Focus on the Presidency: The Shapes of Learning

By Bobby Fong    //    Volume 21,  Number 1   //    January/February 2013

American colleges and universities must be committed to inclusive excellence, promoting both access to and quality in higher education. But the current excitement over online innovations can obscure the complexities of this dual commitment.

The development of massive open online courses (MOOCs) signals a renewed appreciation for the “sage on the stage,” wherein a renowned authority conveys the current knowledge on a subject with cogency and eloquence.
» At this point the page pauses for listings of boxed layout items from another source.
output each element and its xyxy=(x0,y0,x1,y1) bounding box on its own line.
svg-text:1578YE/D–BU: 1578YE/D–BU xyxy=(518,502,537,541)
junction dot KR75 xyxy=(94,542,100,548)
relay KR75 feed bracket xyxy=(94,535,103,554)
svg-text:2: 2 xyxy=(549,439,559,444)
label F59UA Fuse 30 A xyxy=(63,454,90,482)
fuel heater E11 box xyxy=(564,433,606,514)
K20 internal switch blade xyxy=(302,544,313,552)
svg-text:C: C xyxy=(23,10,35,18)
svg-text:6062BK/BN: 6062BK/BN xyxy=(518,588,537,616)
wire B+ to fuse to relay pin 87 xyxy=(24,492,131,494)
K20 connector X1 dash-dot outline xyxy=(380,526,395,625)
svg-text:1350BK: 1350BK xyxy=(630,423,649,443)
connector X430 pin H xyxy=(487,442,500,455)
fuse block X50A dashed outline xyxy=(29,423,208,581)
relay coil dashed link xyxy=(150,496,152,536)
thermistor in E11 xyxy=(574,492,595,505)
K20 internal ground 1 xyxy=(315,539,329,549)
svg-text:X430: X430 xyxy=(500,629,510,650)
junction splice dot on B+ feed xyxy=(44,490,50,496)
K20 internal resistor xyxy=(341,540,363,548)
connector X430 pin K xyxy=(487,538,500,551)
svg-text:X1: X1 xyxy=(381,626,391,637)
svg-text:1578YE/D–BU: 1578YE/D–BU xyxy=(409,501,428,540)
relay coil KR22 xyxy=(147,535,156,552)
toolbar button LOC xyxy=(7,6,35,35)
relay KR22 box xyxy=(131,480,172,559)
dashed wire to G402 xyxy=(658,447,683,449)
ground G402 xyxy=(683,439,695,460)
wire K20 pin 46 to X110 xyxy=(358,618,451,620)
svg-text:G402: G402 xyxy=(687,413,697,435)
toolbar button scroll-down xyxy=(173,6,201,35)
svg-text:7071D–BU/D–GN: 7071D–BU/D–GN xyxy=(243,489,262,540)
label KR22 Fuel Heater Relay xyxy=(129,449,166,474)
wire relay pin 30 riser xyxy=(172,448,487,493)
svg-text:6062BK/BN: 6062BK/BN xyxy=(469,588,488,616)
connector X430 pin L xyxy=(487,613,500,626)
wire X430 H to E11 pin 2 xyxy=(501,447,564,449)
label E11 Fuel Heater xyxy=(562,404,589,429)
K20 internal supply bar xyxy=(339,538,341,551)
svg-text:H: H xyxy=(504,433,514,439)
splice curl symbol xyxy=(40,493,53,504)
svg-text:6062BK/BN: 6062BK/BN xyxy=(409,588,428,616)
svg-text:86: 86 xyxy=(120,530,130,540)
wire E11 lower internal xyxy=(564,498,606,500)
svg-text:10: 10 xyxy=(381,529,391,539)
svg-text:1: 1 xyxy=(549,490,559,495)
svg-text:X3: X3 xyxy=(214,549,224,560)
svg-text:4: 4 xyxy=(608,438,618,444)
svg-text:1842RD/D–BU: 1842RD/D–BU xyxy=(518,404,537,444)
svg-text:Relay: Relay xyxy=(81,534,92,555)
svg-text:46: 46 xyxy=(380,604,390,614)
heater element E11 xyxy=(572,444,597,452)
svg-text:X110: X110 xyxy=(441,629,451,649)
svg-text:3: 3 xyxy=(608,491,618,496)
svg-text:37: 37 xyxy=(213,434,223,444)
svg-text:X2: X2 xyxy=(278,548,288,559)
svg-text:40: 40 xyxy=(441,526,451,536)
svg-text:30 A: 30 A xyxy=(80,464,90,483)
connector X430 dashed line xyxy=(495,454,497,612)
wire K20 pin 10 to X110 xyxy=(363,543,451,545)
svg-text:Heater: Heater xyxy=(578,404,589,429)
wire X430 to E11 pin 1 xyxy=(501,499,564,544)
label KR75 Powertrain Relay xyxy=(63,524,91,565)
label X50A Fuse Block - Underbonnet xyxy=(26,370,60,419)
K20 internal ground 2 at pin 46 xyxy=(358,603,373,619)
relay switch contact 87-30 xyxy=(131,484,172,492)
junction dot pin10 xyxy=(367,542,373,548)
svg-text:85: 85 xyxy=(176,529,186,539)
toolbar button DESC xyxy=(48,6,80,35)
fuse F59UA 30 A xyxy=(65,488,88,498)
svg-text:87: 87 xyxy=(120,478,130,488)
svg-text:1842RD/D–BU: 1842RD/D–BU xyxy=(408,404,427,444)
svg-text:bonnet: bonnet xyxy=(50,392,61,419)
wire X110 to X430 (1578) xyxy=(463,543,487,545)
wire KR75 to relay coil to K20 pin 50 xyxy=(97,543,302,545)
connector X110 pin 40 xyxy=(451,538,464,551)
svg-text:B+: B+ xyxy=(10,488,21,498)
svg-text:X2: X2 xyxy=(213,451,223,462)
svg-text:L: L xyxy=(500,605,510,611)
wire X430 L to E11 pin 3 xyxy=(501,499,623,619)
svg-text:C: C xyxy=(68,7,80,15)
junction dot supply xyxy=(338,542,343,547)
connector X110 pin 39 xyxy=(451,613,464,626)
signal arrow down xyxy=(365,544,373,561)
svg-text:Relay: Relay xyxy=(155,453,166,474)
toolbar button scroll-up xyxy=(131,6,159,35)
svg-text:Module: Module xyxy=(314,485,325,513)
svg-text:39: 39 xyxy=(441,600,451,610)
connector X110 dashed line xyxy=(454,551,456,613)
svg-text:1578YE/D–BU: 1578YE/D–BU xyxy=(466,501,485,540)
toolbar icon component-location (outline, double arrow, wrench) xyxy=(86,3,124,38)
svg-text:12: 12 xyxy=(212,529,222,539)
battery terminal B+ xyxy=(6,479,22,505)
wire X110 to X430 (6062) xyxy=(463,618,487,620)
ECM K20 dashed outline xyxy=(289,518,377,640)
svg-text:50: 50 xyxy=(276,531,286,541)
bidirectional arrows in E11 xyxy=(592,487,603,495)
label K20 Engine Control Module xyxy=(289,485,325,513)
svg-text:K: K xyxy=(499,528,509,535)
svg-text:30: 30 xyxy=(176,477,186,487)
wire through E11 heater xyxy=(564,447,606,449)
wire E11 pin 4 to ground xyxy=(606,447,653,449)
MOOCs can offer free or inexpensive access to knowledge on an unprecedented scale, and boards are rightly asking what effect this innovation will have on higher learning and degree attainment.

MOOCs and other forms of online learning may address some concerns over access and affordability, but they are not panaceas. Packets of knowledge attained by fulfillment of discrete course requirements are not equivalent to an education. Studies of college outcomes, such as those in Academically Adrift, by Richard Arum and Josipa Roksa (University of Chicago Press, 2011), suggest that many college graduates demonstrate insufficient breadth and depth of learning and that they are ill-equipped to engage in critical thinking, complex reasoning, and written communication. Employers deem such learning outcomes essential for success.

The National Survey of Student Engagement has identified certain high-impact teaching practices that help students attain these needed skills, including the establishment of learning communities and an emphasis on writing-intensive courses, collaborative projects, undergraduate research, service learning, and internships. These practices are characterized by interactive learning; rigor as measured by time on task; a focus on teaching the arts of inquiry, analysis, and problem solving; and teachers who act as “guides on the side.”

We have a conundrum: the broad access to brilliant teachers offered by MOOCs is no guarantee of quality learning. While online innovations enable instructors to breach traditional barriers of distance and time, knowledge presentation alone does not ensure that students understand, learn, and can apply that knowledge in new situations. High-impact practices that foster such deep learning emphasize recurrent interactions among students and between instructors and students. They typically require frequent assignments and prompt feedback and include experiential projects and learning that go beyond the classroom.

MOOC developers do seek to address these pedagogical challenges. Crowd-sourcing technologies can enable continuous participation in online discussion forums so that students can learn from one another and instructors can re-gauge presentations as questions occur. Rubrics for tests and homework can permit both students and course evaluators to assess the work of individual participants.

At present, only a small proportion—as low as 5 percent—of MOOC enrollees complete all the assignments in a course. That may grow as such courses are awarded certification or academic credit transferrable to degree-granting institutions. But the legitimacy of online innovations ultimately must be tied to the same criterion by which traditional colleges and universities are adjudged: What is the quality of the product?

Over my 35 years as a professor, dean, and president, I have seen the lecturer model complemented with a rich variety of pedagogies. Instructors intersperse exposition with discussion; more frequent papers and quizzes have succeeded the traditional midterm, research paper, and final; students do collaborative projects as well as individual presentations; classroom activities lead to independent research and internships. At its best, undergraduate education is better done to the extent that institutions have supported the blending of the sage on the stage with the guide on the side.

I look forward to seeing future models of blended education that include MOOCs and other online innovations. For the moment, it is difficult for me to imagine the efficacy of a purely online education for preparing teachers and nurses, dancers and engineers. Even for history and English majors, I advocate internships and service learning, where the discipline is put to use beyond the campus. Beyond access, affordability, and degree completion, we need to measure every pedagogical innovation against the goals of educational quality and true learning that prepare students to succeed at work and in life.